A complete code example


program p:Nothing =
{
  synchronized variable synchronizedNumber:Integer = {synchronized(variable=0, writer=threadPrintHello)}
  threadPrintHello(synchronizedNumber)
  threadPrintWorld(synchronizedNumber)
  threadPrintBaz(actionPrintFoo=actionPrintFoo, counter=0.0, integerIdentity=integerIdentity)
}

thread threadPrintWorld(synchronizedNumber:Integer):Nothing =
{
  actionPrint("world ")
  actionPrint(toString(synchronizedNumber))
  threadPrintWorld(synchronizedNumber)
}
  
thread threadPrintHello(synchronizedNumber:Integer):Nothing =
{
  actionPrint(toString(synchronizedNumber))
  actionPrint(" Hello ")
  actionMutate(variable=synchronizedNumber, newValue=plus(left=synchronizedNumber, right=1))
  threadPrintHello(synchronizedNumber)
}

thread threadPrintBaz(actionPrintFoo:Inclusion, integerIdentity:Inclusion, counter:Double):Nothing =
{
  action actionPrintBaz(counter:Double):Nothing =
  {
    actionPrint("  BAZ ")
    actionPrint(toString(counter))
    actionPrint("   ")
  }

  actionPrintBaz(counter)
  actionPrintFoo(integerIdentity)
  threadPrintBaz(counter=minus(right=1.0, left=counter), actionPrintFoo=actionPrintFoo, integerIdentity=integerIdentity)
}

action actionPrintFoo(integerIdentity:Inclusion):Nothing =
{
  action actionPrintFooo:Nothing =
  {
    actionPrint("  FOOO  ")
  }
  actionPrint("  FOO   ")
  actionPrintFooo()
  actionPrint(toString(integerIdentity(5)))
  actionPrint("  ")
  actionPrint(if(condition=true, then=toString(6), else=toString(3)))
  actionPrint("\n")
}

function integerIdentity(x:Integer):Integer = {x}

How I implemented it

The compiler, written in Scala using the parser-combinator library, converts the source code to C++11 code, which is then fed to a C++ compiler. This isn't terribly important, but I figured some might get curious. For the C++ people out there: I use thread, atomic, condition_variable and chrono to do the whole multithreading thing.

The name

It's short for functional, multithreaded and real-time. So majestic but for the fact that the abbreviation sounds like the sound a Flumph would make if it could fart.

Performance

Remember when I introduced synchronous programming by saying that it sacrifices performance? Still mostly correct. There are two problems: First, the synchronization has a lot of overhead. Second, all threads always have to wait for the thread that has the most to do per computational phase.

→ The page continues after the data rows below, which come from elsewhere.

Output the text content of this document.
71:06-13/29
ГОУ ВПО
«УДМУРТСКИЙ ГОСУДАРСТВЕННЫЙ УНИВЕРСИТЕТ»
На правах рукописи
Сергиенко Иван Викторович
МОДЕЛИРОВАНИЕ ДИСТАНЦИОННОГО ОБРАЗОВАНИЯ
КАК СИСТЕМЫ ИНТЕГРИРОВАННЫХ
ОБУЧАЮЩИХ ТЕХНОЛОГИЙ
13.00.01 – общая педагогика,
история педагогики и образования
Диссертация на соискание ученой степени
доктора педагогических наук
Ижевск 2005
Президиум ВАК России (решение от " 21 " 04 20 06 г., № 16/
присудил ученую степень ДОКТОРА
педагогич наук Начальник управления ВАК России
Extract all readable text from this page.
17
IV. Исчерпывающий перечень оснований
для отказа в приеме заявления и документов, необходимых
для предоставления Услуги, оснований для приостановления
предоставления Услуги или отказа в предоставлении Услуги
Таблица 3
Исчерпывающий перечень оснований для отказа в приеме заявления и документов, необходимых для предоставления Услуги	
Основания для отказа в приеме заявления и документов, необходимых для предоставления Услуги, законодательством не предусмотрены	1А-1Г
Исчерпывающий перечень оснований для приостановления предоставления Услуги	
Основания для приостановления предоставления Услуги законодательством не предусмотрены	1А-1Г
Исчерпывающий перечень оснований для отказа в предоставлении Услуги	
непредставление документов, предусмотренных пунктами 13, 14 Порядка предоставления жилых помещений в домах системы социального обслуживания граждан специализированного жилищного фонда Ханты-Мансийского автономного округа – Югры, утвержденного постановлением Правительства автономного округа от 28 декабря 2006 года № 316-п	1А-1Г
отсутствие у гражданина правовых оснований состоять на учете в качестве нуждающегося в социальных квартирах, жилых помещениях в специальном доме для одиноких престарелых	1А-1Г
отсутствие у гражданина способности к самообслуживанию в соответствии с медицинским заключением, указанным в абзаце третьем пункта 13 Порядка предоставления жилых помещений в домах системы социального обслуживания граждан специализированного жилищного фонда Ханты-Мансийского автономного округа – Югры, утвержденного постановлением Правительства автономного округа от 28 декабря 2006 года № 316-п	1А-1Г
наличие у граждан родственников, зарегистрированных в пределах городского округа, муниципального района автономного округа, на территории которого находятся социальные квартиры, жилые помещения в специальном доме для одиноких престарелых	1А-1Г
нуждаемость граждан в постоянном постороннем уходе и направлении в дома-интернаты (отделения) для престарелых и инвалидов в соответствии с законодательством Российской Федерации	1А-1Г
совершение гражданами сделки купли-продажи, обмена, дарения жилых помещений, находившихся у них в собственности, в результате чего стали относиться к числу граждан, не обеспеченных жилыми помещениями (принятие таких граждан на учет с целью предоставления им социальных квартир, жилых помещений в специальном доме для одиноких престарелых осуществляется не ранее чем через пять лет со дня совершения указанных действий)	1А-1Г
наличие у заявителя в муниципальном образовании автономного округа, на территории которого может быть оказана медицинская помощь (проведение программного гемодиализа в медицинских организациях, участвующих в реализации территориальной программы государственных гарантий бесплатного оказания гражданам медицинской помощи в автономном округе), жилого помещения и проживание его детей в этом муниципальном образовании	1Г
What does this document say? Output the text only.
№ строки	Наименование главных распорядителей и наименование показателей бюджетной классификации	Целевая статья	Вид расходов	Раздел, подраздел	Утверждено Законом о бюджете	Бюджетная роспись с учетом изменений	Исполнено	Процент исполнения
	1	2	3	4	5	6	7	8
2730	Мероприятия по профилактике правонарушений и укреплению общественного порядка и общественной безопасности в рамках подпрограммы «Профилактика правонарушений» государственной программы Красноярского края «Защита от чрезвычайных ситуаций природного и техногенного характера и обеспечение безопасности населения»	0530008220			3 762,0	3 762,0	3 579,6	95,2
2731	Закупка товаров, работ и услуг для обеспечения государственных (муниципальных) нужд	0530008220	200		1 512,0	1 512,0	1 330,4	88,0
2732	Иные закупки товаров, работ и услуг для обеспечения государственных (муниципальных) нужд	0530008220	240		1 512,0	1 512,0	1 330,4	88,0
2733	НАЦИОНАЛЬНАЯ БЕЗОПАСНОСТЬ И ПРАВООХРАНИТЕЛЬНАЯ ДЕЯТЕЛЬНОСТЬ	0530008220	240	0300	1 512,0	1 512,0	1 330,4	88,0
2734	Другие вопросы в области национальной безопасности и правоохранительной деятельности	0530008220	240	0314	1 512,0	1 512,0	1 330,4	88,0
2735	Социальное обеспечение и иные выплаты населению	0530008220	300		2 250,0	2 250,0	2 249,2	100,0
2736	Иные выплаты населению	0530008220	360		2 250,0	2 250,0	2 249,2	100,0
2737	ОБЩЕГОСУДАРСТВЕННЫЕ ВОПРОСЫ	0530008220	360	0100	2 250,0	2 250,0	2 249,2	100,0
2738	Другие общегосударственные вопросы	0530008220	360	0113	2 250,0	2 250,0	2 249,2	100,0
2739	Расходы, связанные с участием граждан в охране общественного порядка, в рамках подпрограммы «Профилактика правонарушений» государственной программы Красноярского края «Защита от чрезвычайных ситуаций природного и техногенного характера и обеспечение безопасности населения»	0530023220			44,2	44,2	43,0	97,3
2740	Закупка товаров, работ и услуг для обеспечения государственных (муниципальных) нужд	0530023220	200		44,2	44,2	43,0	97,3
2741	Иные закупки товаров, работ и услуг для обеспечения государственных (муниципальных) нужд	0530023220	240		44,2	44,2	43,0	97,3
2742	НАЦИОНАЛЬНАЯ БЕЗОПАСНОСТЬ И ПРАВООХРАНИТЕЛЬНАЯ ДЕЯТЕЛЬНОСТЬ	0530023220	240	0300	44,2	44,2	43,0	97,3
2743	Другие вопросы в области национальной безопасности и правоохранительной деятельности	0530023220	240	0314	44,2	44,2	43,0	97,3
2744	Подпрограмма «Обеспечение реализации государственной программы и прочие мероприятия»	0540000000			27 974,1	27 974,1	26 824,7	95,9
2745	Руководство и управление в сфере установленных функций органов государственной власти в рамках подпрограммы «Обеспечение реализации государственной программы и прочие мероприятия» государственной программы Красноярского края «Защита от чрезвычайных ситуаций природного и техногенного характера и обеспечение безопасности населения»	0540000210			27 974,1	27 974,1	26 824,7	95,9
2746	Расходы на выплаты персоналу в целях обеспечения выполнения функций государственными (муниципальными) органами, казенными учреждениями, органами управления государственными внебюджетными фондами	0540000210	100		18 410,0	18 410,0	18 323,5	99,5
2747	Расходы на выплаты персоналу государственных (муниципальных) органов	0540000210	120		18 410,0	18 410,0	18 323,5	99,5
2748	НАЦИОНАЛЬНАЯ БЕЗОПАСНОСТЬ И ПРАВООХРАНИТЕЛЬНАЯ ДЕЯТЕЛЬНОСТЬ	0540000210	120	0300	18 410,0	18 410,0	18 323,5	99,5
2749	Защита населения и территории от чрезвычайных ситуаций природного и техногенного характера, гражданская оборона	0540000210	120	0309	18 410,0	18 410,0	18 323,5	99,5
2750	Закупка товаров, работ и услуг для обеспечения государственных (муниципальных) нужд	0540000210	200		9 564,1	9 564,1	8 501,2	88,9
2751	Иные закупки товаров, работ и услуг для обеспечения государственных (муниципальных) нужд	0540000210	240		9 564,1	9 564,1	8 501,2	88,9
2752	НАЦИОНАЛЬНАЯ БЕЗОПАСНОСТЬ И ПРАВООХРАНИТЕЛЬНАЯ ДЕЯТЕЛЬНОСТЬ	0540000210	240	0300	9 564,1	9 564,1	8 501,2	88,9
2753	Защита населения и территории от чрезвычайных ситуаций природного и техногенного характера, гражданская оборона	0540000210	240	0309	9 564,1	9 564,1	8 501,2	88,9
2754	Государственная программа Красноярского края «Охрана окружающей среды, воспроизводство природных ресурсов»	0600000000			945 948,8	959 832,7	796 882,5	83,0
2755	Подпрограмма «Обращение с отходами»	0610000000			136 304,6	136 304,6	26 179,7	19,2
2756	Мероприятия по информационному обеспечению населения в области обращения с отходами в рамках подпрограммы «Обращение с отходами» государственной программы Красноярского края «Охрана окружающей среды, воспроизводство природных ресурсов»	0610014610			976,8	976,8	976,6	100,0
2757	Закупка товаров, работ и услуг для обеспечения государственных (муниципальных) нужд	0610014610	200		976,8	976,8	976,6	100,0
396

The latter can sometimes be fixed using underthreads in the top thread with the most to do, but mostly you'll just have to suck it up. The former problem, on the other hand, can be more interesting: Yes, there is a lot of overhead, but other things have more overhead. For example it's faster to synchronize threads so that only one thread prints to terminal at a time, than to have many unsynchronized threads bombarding the same terminal with requests. Cool, huh? No, you don't care? What? Me? A nerd? Well I have never.... Anyway, plot with explanation below:

The labels suck, but I'm not in the mood for matplotlib right now so I'll just explain it instead: The benchmark program has three threads that each prints a load of crap to terminal until they have synchronized 20000 times. I achieved this by taking a C++11 file generated using my compiler and then modifying it to quit when a synchronized integer reached 20000. The unsynchronized bar is the time taken to get to this point without any synchronization, including of the variable. The unsynchronized version has no synchronization overhead and even though execution time only depends on the fastest thread it still manages to run twice as slowly! Now, I wanted to see what it looked like if I removed printing to terminal and it turns out that without that limiting factor synchronization is what the program spends the vast majority of its time doing. Keep in mind, though, that this overhead is constant - it does not increase with workload.